Average wage of Deliveroo ‘riders’ just over €9 per hour

Average wage of Deliveroo ‘riders’ just over €9 per hour
Credit: Belga

The average wage of a Deliveroo ‘rider’, or food delivery courier, was as low as €9.2 per hour in recent years and is continuing to decrease.

Between the beginning of 2018 and 2020, around 10,000 courier runs were analysed by the Christian trade union CSC-United Freelancers to better understand the wages, according to a report by Bruzz.
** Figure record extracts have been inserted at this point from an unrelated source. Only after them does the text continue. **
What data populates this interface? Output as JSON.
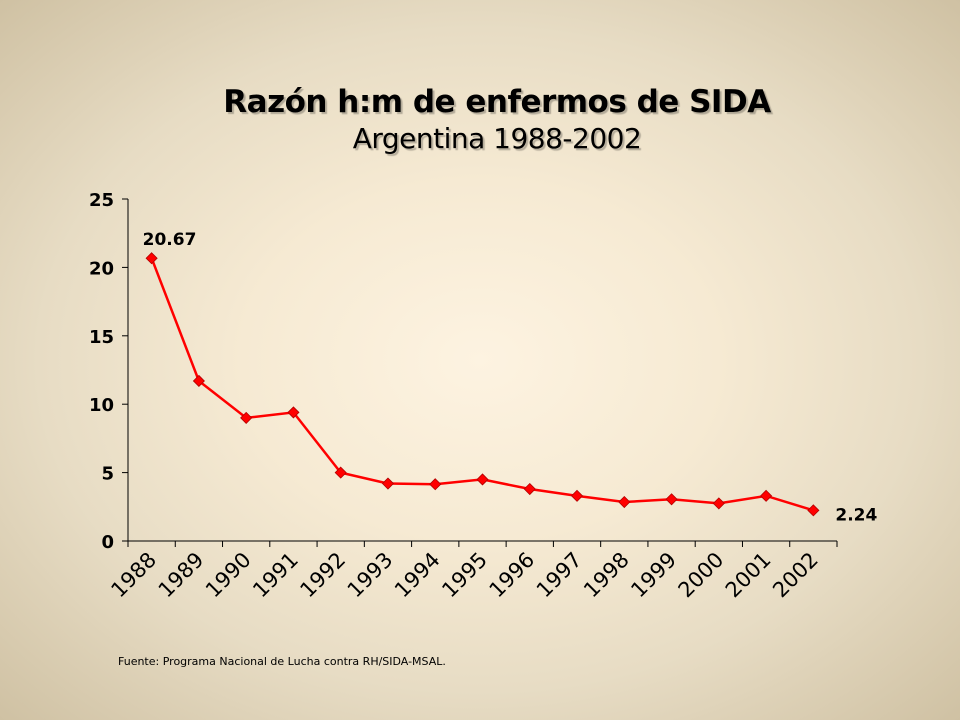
{
  "chart_data": {
    "type": "line",
    "title": "Razón h:m de enfermos de SIDA",
    "subtitle": "Argentina 1988-2002",
    "categories": [
      "1988",
      "1989",
      "1990",
      "1991",
      "1992",
      "1993",
      "1994",
      "1995",
      "1996",
      "1997",
      "1998",
      "1999",
      "2000",
      "2001",
      "2002"
    ],
    "values": [
      20.67,
      11.7,
      9.0,
      9.4,
      5.0,
      4.2,
      4.15,
      4.5,
      3.8,
      3.3,
      2.85,
      3.05,
      2.75,
      3.3,
      2.24
    ],
    "data_labels": [
      {
        "category": "1988",
        "text": "20.67"
      },
      {
        "category": "2002",
        "text": "2.24"
      }
    ],
    "yticks": [
      "0",
      "5",
      "10",
      "15",
      "20",
      "25"
    ],
    "ylim": [
      0,
      25
    ],
    "xlabel": "",
    "ylabel": "",
    "grid": false,
    "line_color": "#ff0000",
    "marker_color": "#ff0000"
  },
  "source": "Fuente: Programa Nacional de Lucha contra RH/SIDA-MSAL."
}
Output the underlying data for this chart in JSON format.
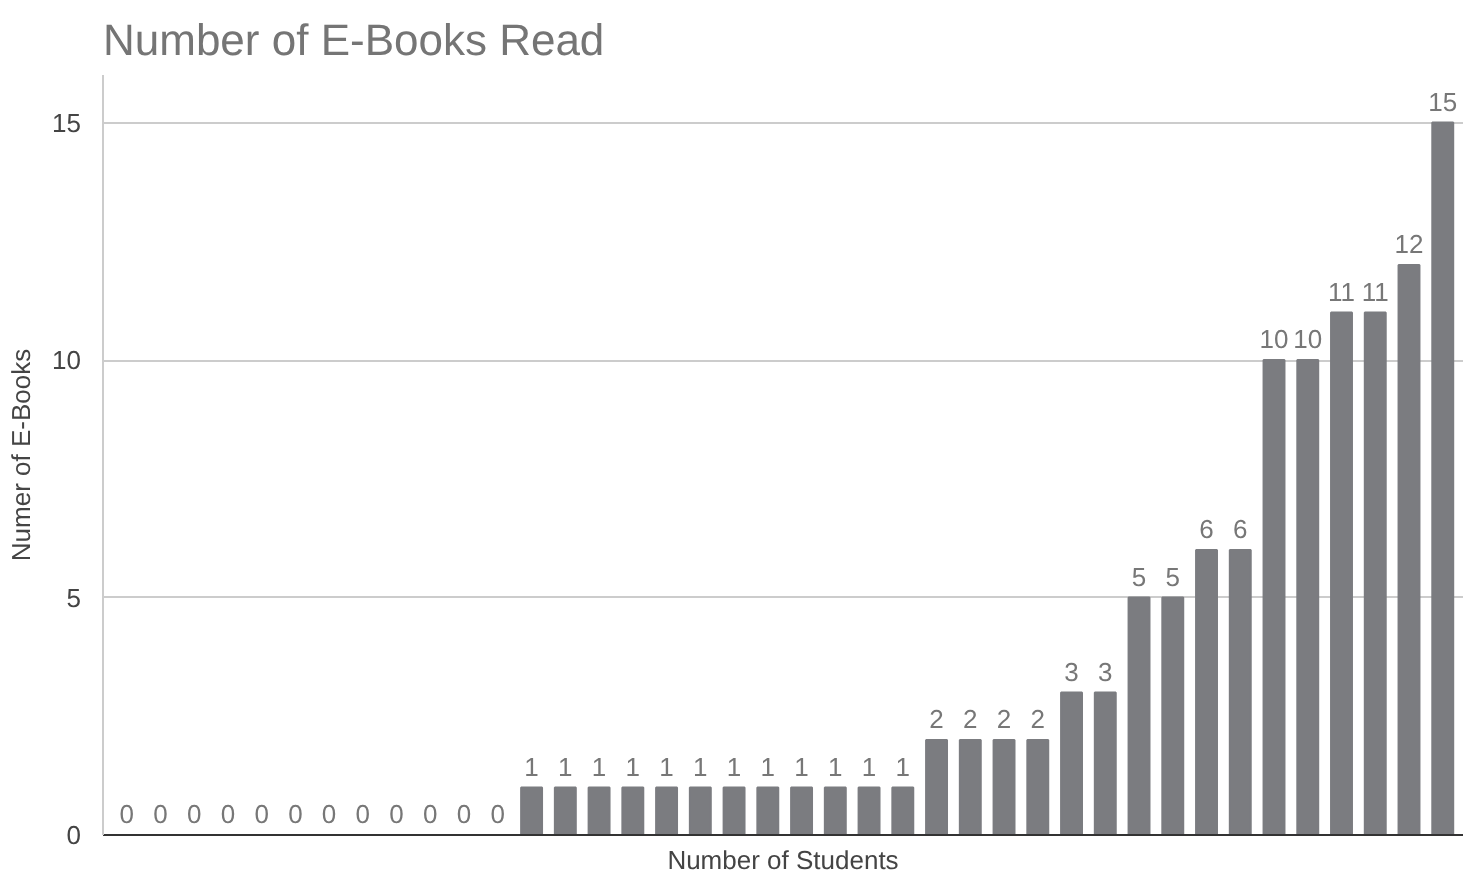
{
  "chart_data": {
    "type": "bar",
    "title": "Number of E-Books Read",
    "xlabel": "Number of Students",
    "ylabel": "Numer of E-Books",
    "categories": [
      null,
      null,
      null,
      null,
      null,
      null,
      null,
      null,
      null,
      null,
      null,
      null,
      null,
      null,
      null,
      null,
      null,
      null,
      null,
      null,
      null,
      null,
      null,
      null,
      null,
      null,
      null,
      null,
      null,
      null,
      null,
      null,
      null,
      null,
      null,
      null,
      null,
      null,
      null,
      null
    ],
    "values": [
      0,
      0,
      0,
      0,
      0,
      0,
      0,
      0,
      0,
      0,
      0,
      0,
      1,
      1,
      1,
      1,
      1,
      1,
      1,
      1,
      1,
      1,
      1,
      1,
      2,
      2,
      2,
      2,
      3,
      3,
      5,
      5,
      6,
      6,
      10,
      10,
      11,
      11,
      12,
      15
    ],
    "color": "#7b7c80",
    "ylim": [
      0,
      16
    ],
    "yticks": [
      0,
      5,
      10,
      15
    ],
    "grid": "y",
    "data_labels": true
  }
}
“That €9/hour does not yet include costs such as the rental of an electric bicycle, the mobile phone subscription, or appropriate clothing for cycling. Moreover, the couriers then still have no social rights, such as insurance against illness or accident, unemployment or pension rights," said CSC-United Freelancers’ Martin Willems.

He explained that this wage was what couriers who work according to the peer-to-peer statute (around 85%) earn after deducting the 10% income tax they have to pay and added that this figure had decreased since the observation period.

For the remaining 15% of couriers who work independently, the hourly wage is 70 cents higher at €9.9, but, as Willems pointed out, “self-employed people often also have more costs.”

The union has been calling on platforms such as Deliveroo or UberEats, which often highlight the presumed desire for “freedom and flexibility” their delivery drivers get in job advertisements, to give these riders a real employee status.

"Then they would have to respect certain minimum rates of the transport sector. Couriers would then earn €13.9. And the companies themselves would pay over €21 per hour per courier, more than double what they are willing to pay today,” said Willems.

According to reports, the couriers of Deliveroo and Uber Eats receive just under €5 per delivery. But the number of deliveries they can make per hour varies a lot, for example depending on the distance, the time of day, the day of the week or the weather.

In the UK, Deliveroo couriers can earn as little as £2 (€2.32) an hour, according to a recent analysis by the Bureau of Investigative Journalism of invoices.